3- Trás-os-Montes recebeu uma prenda de luxo e não sabe o que há-de fazer com ela. Trata-se de 100 km de zona ribeirinha na albufeira do baixo Sabor. A albufeira, com 50 km de comprido, é um espelho de água imenso onde se pode fazer pesca, caça, mergulho, sky aquático, náutica de recreio, motonáutica de competição isto tudo contando com o apoio logístico dos bares, das praias, dos restaurantes, dos parques de campismo, etc. É estranho que, sendo mais ou menos consensual a ideia que o turismo é uma das poucas hipóteses de desenvolvimento sustentado que temos, ninguém mexa uma palha.
4- Moncorvo tem sido muito falado pela hipótese de reabertura das minas de ferro. Os jornais trouxeram escalpelizado o assunto do escoamento do minério para a siderurgia do Seixal. Vantagens e inconvenientes do escoamento por rodovia, pela via fluvial ou pela ferrovia. Por fim assentaram que o escoamento se fará por rodovia até Vila Franca das Naves e daí seguirá por ferrovia até ao Seixal. Ora, o que me faz confusão é terem estudado até à exaustão o escoamento do minério para a siderurgia do Seixal e nem uma linha, nem um pensamento sequer, sobre a possibilidade de trazer a siderurgia para Moncorvo apesar das imensas vantagens que isso traria para a região. Nem aos autarcas, sempre tão zelosos dos interesses dos seus municípios, lhes ouvi aflorar essa hipótese. E não é novidade nem deve ser difícil. Não é novidade pois em tempos houve os altos fornos da Campeã-Vila Real que era onde descarregava o minério de ferro de Guadramil. Além disso se se pensa que a deslocalização da siderurgia é “um bicho de sete cabeças” eu lembro que o dono da siderurgia, há um ano ou dois, ameaçou mudá-la para Vigo se lhe não fizessem um determinado preço na electricidade. É porque não deve ser muito difícil.                                                                                                                        

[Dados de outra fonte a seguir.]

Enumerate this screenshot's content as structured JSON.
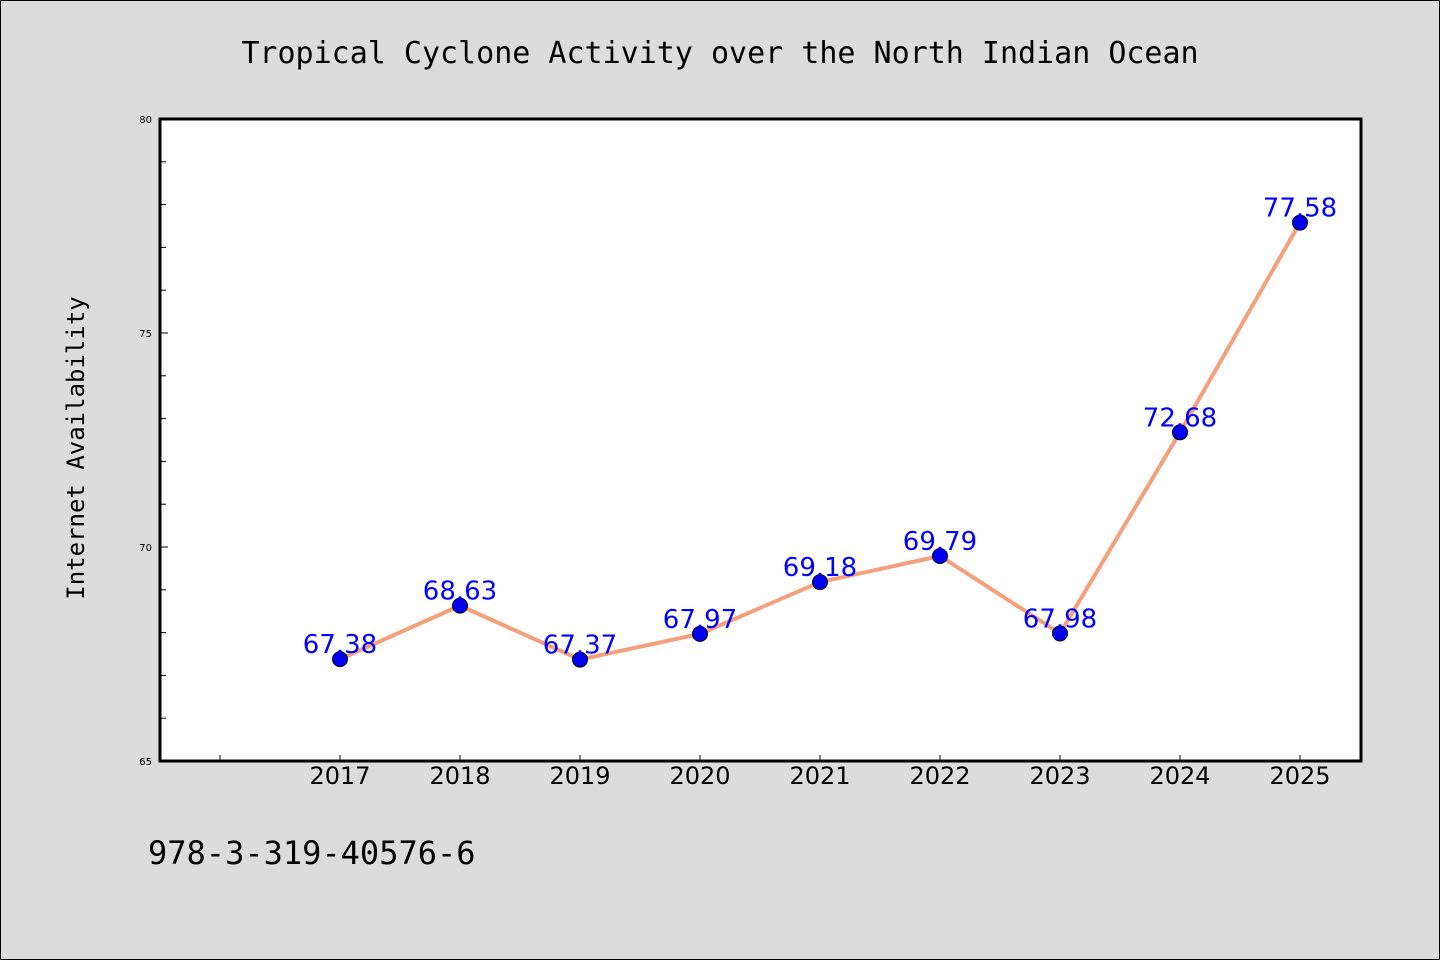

5- A mobilidade em automóvel com propulsão eléctrica será, dizem, a 4ª revolução industrial. A peça fundamental desse veículo é a bateria de lítio. Ora, segundo a empresa mineira Dakota Minerals, Portugal possui em Montalegre, na Serra de Arga e Barca de Alba as maiores reservas de Lítio da Europa. Isto devia ser motivo bastante para que as Câmaras, os Politécnicos, as Universidades instituíssem prémios, criassem bolsas de estudo, contratassem Professores e peritos estrangeiros, enfim, que de uma forma ou outra fomentassem a investigação na aplicação do Lítio às baterias. É absolutamente fundamental que quando o Lítio sair da mina haja pessoal especializado de maneira a prosseguir os procedimentos que constituiriam a fileira do Lítio. Em suma: da mina à bateria seria tudo trabalho nosso com a arrecadação das respectivas mais valias para não falar na colocação de mão de obra especializada no interior. Que não aconteça ao Lítio o que aconteceu à castanha. Seria demasiado mau.
Pelos vistos, algumas nozes, ainda, há. Temos de compor os dentes.